Up at 5, we headed out on a smaller paddles boat, we silently slipped up smaller canals past early morning fisherman. We saw lots of bird life from kingfishers to eagles, plenty of tracks on the backs of otters and deer but not much else. It was still enjoyable to watch the jungle wake up. Then breakfast and the trip back to the main town before heading north to Bagerhat. Badgerhat has several Important Islamic sites mostly built by Khan Jahan Ali who is revered in the area for increasing the presence of Islam. The main mosque being the Sixty domed Mosque (it actually has 81 domes) which is a beautiful, yet simple building set out next to a lake.
Back in Khulna in the evening we had a chat with Johnny the tour guide and owner of the tourist agency. We had enjoyed our time with him and he was obviously passionate about what he does. He asked Andrea and I to stay for a couple days and help him make a small video to promote his business, and he would in turn sponsor us to stay and show us round the local area. Since we were kind of stumped in what else to do in Bangladesh and were considering just heading back to India this sounded perfect.
We spent the following 3 days running around in cars, motorbikes, rickshaws, and tuk tuks going all over the Khulna district seeing lots of Things most tourists don’t get to see. I played cricket in a village, visited a colonial railway office, and fruit and fish and seafood markets. The size of the shrimp here is crazy, we thought they were lobsters. Mosques, Hindu temples in small villages, river banks, farms, cafes, and bridges, we covered it all. The locals were overwhelmingly friendly and always smiled and were excited to see us since we were often in quite rural areas, they were always ready with a cup of tea.
We had one 22-hour day trying to see some sites more north, that was hard, and we were very glad for bed after that. The roads here are really bad, it took 5 hours to go 155km for instance. Johnny took amazing care of us though and we were thoroughly overfed the whole time. Culminating in a delicious seafood dinner at his friend’s house, where randomly of the 3 non-family picture pieces hanging on his wall was unbelievably a picture of the Empress Hotel in Victoria, BC, Canada, our home town. It is a funny small old world sometimes.

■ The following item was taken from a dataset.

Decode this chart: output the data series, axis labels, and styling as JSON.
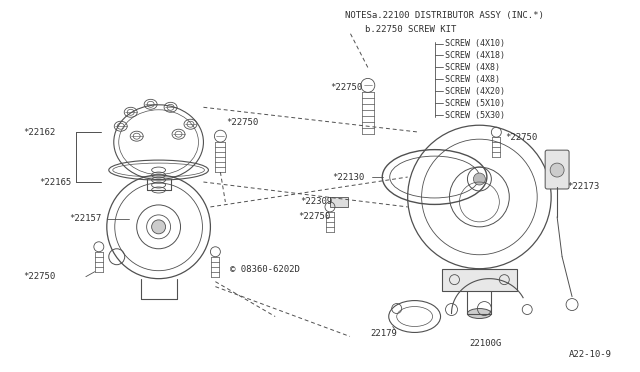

Setting off at 5:30am, Johnny was there making sure we got tickets and seats for the 6:00 train to Benapole, the border Town for India. The cool morning air kept the simple carriages comfortable, and it was a lovely green journey through the countryside. Bangladesh is a wet country, there are rivers, lakes, ponds everywhere. From man-made to natural, fish and shrimp ponds, rice paddies, and reservoirs. This will be my lasting impression of Bangladesh – green and water.
The train took just over 2 hours to do the journey (would have been 6 in a car), then it was a quick rickshaw to the border. The standard lines, stamps, questions and selfies and we were back in India for the third and final time of the trip. We spent a quiet night in Kolkata before boarding our overnight train north to New Jalpaiguri, our gateway to Darjeeling.